Los caballos son para los grandes conquistadores.
Jesús prefiere la sencillez del amor.
Tampoco rechaza la espontaneidad del corazón de la gente sencilla, que es su gente.
Aun sabiendo lo caldeado que está el ambiente en su contra, Jesús quiere hacer su última oferta a Jerusalén.
Sabe que no es bienvenido, pero su amor es insistente.
Además, Jesús quiere entrar en el corazón de Jerusalén no con amenazas sino con la alegría de la fiesta.
Jesús nunca es un peligro.
Jesús quiere ser fiesta.
Jesús quiere ser celebración.
Jesús quiere ser alegría.
Jesús quiere ser canto.
Es consciente de que ese momento festivo, será aumentar el riesgo de su vida.
Pero Jesús:
No teme el riesgo cuando se trata de ofrecer nuevas posibilidades.
No teme el riesgo cuando se trata de abrir nuevos cominos de gracia.
No teme el riesgo cuando se trata de ver feliz a la gente.
El sabe muy bien que entre la gente no faltan espías.
Y sabe que mientras unos celebran el encuentro con él, otros se queman los hígados de rabia y de enfado.
Es curioso observar cómo lo que para unos es motivo de alegría, para otros resulta ser motivo de rabia.
La religión une, pero también divide. ¿Recuerdan el Encuentro Mundial de la Juventud en Madrid?
Mientras millones de jóvenes vibran con el encuentro con el Papa, otros no entienden nada y tratan de aguar la fiesta con manifestaciones en contra.
Mientras para unos Dios es gozo y esperanza, para otros, Dios termina siendo siempre un fastidio y un estorbo.
Allí están, como siempre al acecho, los fariseos.

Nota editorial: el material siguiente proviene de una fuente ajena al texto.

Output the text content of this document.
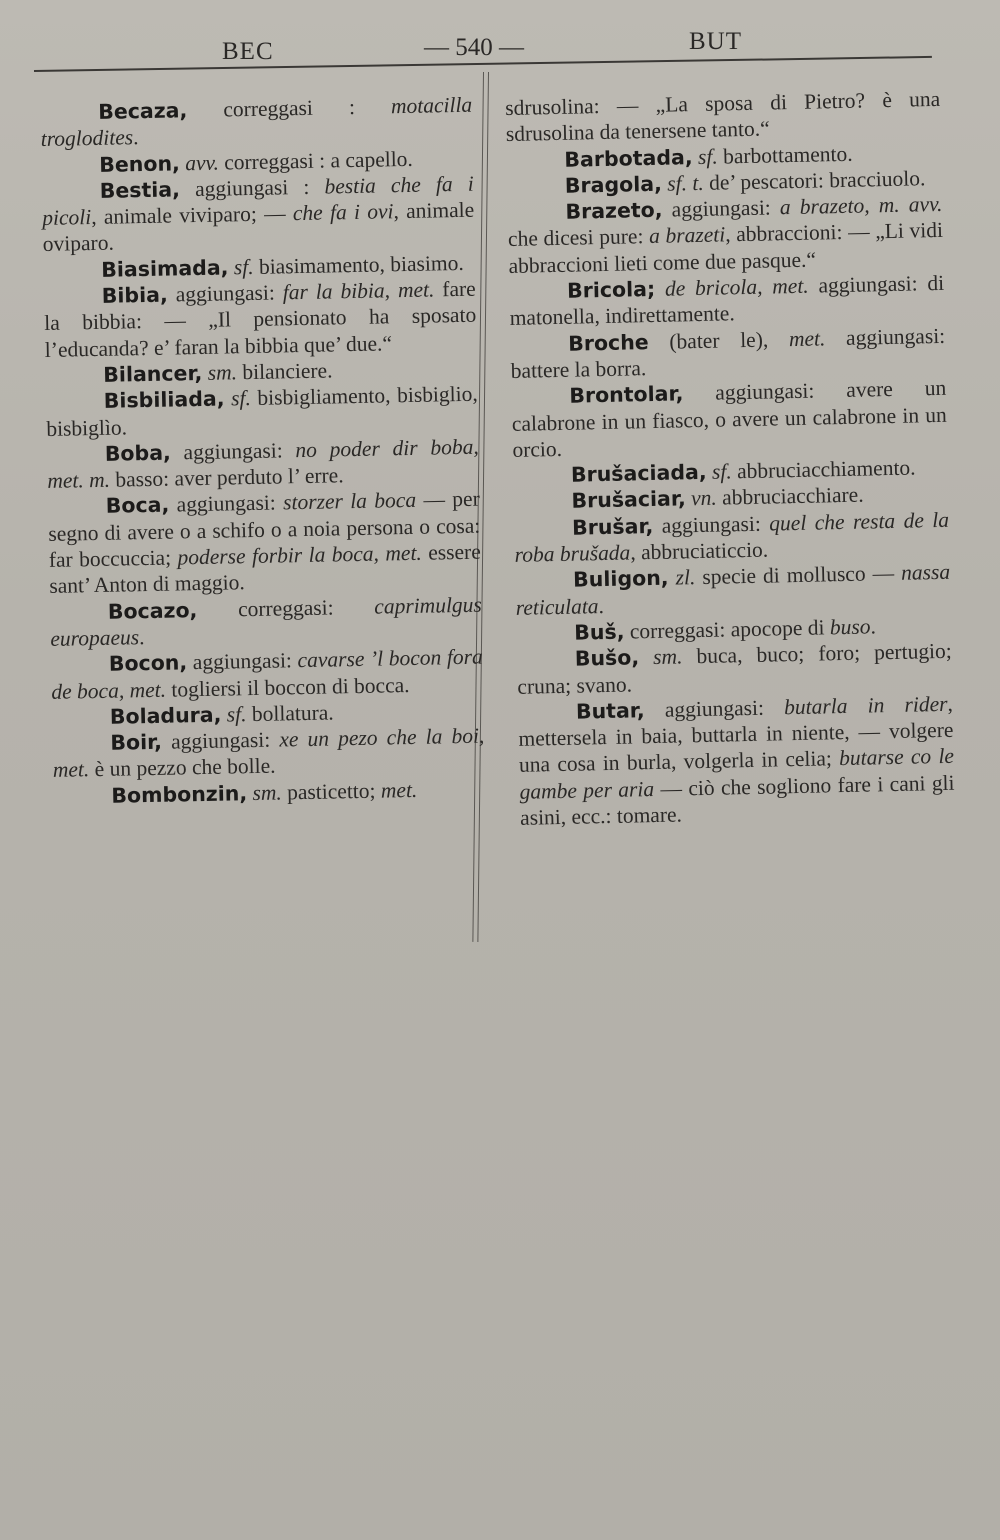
BEC	— 540 —	BUT

Becaza, correggasi : motacilla troglodites.

Benon, avv. correggasi : a capello.

Bestia, aggiungasi : bestia che fa i picoli, animale viviparo; — che fa i ovi, animale oviparo.

Biasimada, sf. biasimamento, biasimo.

Bibia, aggiungasi: far la bibia, met. fare la bibbia: — „Il pensionato ha sposato l’educanda? e’ faran la bibbia que’ due.“

Bilancer, sm. bilanciere.

Bisbiliada, sf. bisbigliamento, bisbiglio, bisbiglìo.

Boba, aggiungasi: no poder dir boba, met. m. basso: aver perduto l’ erre.

Boca, aggiungasi: storzer la boca — per segno di avere o a schifo o a noia persona o cosa: far boccuccia; poderse forbir la boca, met. essere sant’ Anton di maggio.

Bocazo, correggasi: caprimulgus europaeus.

Bocon, aggiungasi: cavarse ’l bocon fora de boca, met. togliersi il boccon di bocca.

Boladura, sf. bollatura.

Boir, aggiungasi: xe un pezo che la boi, met. è un pezzo che bolle.

Bombonzin, sm. pasticetto; met.

sdrusolina: — „La sposa di Pietro? è una sdrusolina da tenersene tanto.“

Barbotada, sf. barbottamento.

Bragola, sf. t. de’ pescatori: bracciuolo.

Brazeto, aggiungasi: a brazeto, m. avv. che dicesi pure: a brazeti, abbraccioni: — „Li vidi abbraccioni lieti come due pasque.“

Bricola; de bricola, met. aggiungasi: di matonella, indirettamente.

Broche (bater le), met. aggiungasi: battere la borra.

Brontolar, aggiungasi: avere un calabrone in un fiasco, o avere un calabrone in un orcio.

Brušaciada, sf. abbruciacchiamento.

Brušaciar, vn. abbruciacchiare.

Brušar, aggiungasi: quel che resta de la roba brušada, abbruciaticcio.

Buligon, zl. specie di mollusco — nassa reticulata.

Buš, correggasi: apocope di buso.

Bušo, sm. buca, buco; foro; pertugio; cruna; svano.

Butar, aggiungasi: butarla in rider, mettersela in baia, buttarla in niente, — volgere una cosa in burla, volgerla in celia; butarse co le gambe per aria — ciò che sogliono fare i cani gli asini, ecc.: tomare.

Esta vez ya no aguantan más y hasta se atreven a exigirle que mande callar a la gente.
Comenzamos esta Gran Semana con este gesto de Jesús:
Que también hoy quiere entrar en nuestros corazones.
Que también hoy quiere ser la fiesta de nuestras vidas.

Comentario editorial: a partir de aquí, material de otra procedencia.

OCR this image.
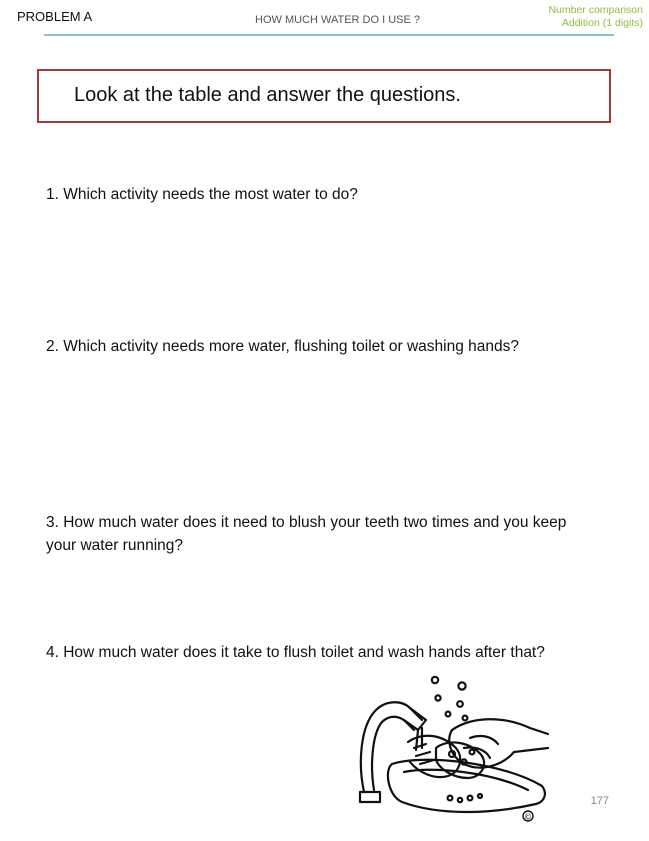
PROBLEM A	HOW MUCH WATER DO I USE ?
Number comparison
Addition (1 digits)
Look at the table and answer the questions.
1. Which activity needs the most water to do?
2. Which activity needs more water, flushing toilet or washing hands?
3. How much water does it need to blush your teeth two times and you keep your water running?
4. How much water does it take to flush toilet and wash hands after that?
©
177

Y ante el cual, cada uno debiéramos tender por el suelo nuestros mantos:
Los mantos de nuestras riquezas.
Los mantos de nuestras ansias de poder.
Los mantos de nuestros egoísmos.
Los mantos de nuestras tristezas.
Porque, aunque sea una Semana tan trágica para él, él quiere ser fiesta en nosotros. Jesús no mide las consecuencias cuando se trata de devolver al hombre la alegría de la vida, el canto de la vida, el gozo de vivir.
Domingo de Ramos es la fiesta del agradecimiento de la gente “por los milagros que había hecho”. Es la fiesta de la sencillez de Dios a lomos de un pollino. Es la fiesta del reconocimiento de Jesús como el enviado de Dios. Momento de gozo para la gente. Y momento de satisfacción y gozo para Jesús.

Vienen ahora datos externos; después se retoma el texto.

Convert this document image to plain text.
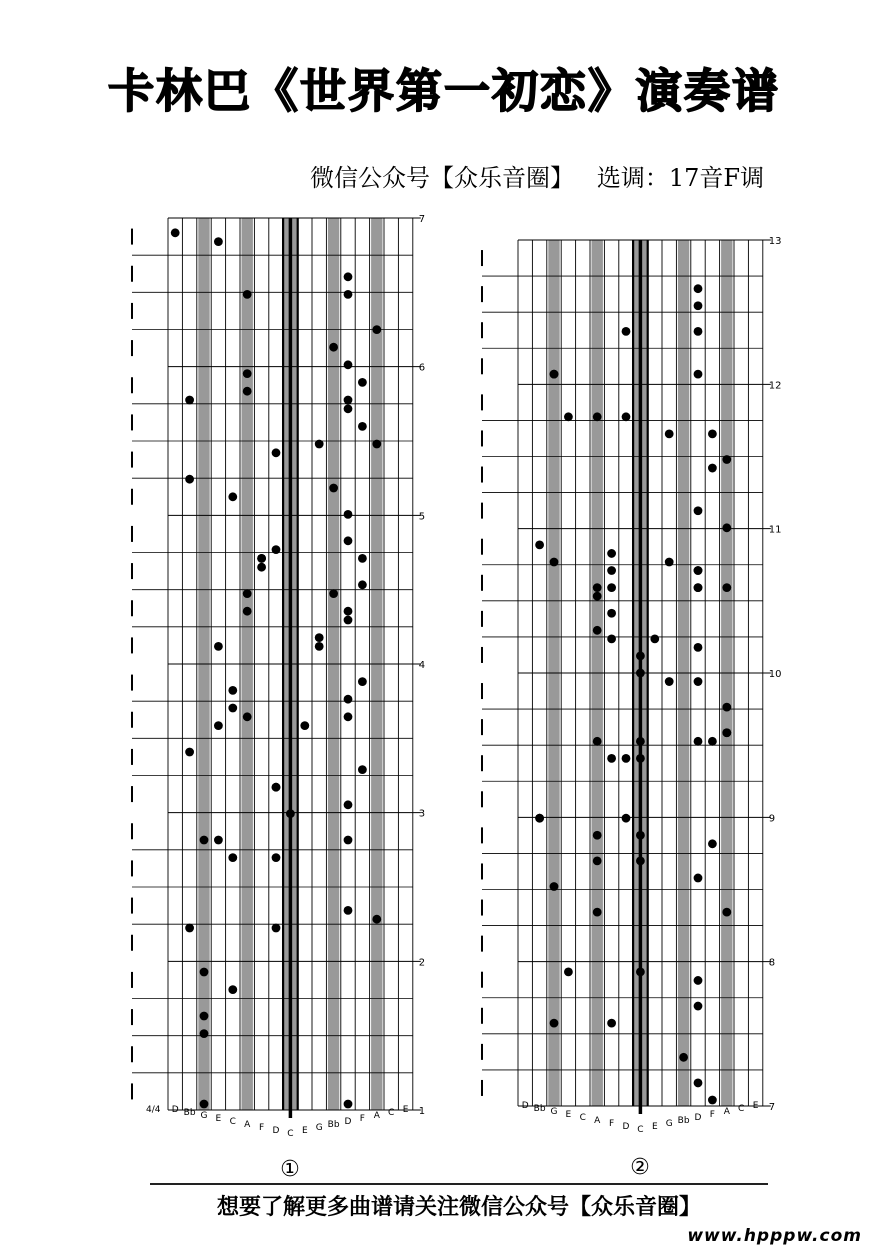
卡林巴《世界第一初恋》演奏谱
微信公众号【众乐音圈】   选调：17音F调
1
2
3
4
5
6
7
D Bb G E C A F D C E G Bb D F A C E
4/4
①
7
8
9
10
11
12
13
D Bb G E C A F D C E G Bb D F A C E
②
想要了解更多曲谱请关注微信公众号【众乐音圈】
www.hpppw.com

No le importa que allí mismo algunos rechinen los dientes de rabia.
Le importa el gozo y la alegría de la gente sencilla.
Comenzamos así la Semana Santa con alegría en el corazón, fundidos en un racimo de alabanzas a Dios y los hombres. Que las tristezas de esta Semana no vacíen nuestro corazón de las alegrías y esperanzas pascuales.
Clemente Sobrado C. P.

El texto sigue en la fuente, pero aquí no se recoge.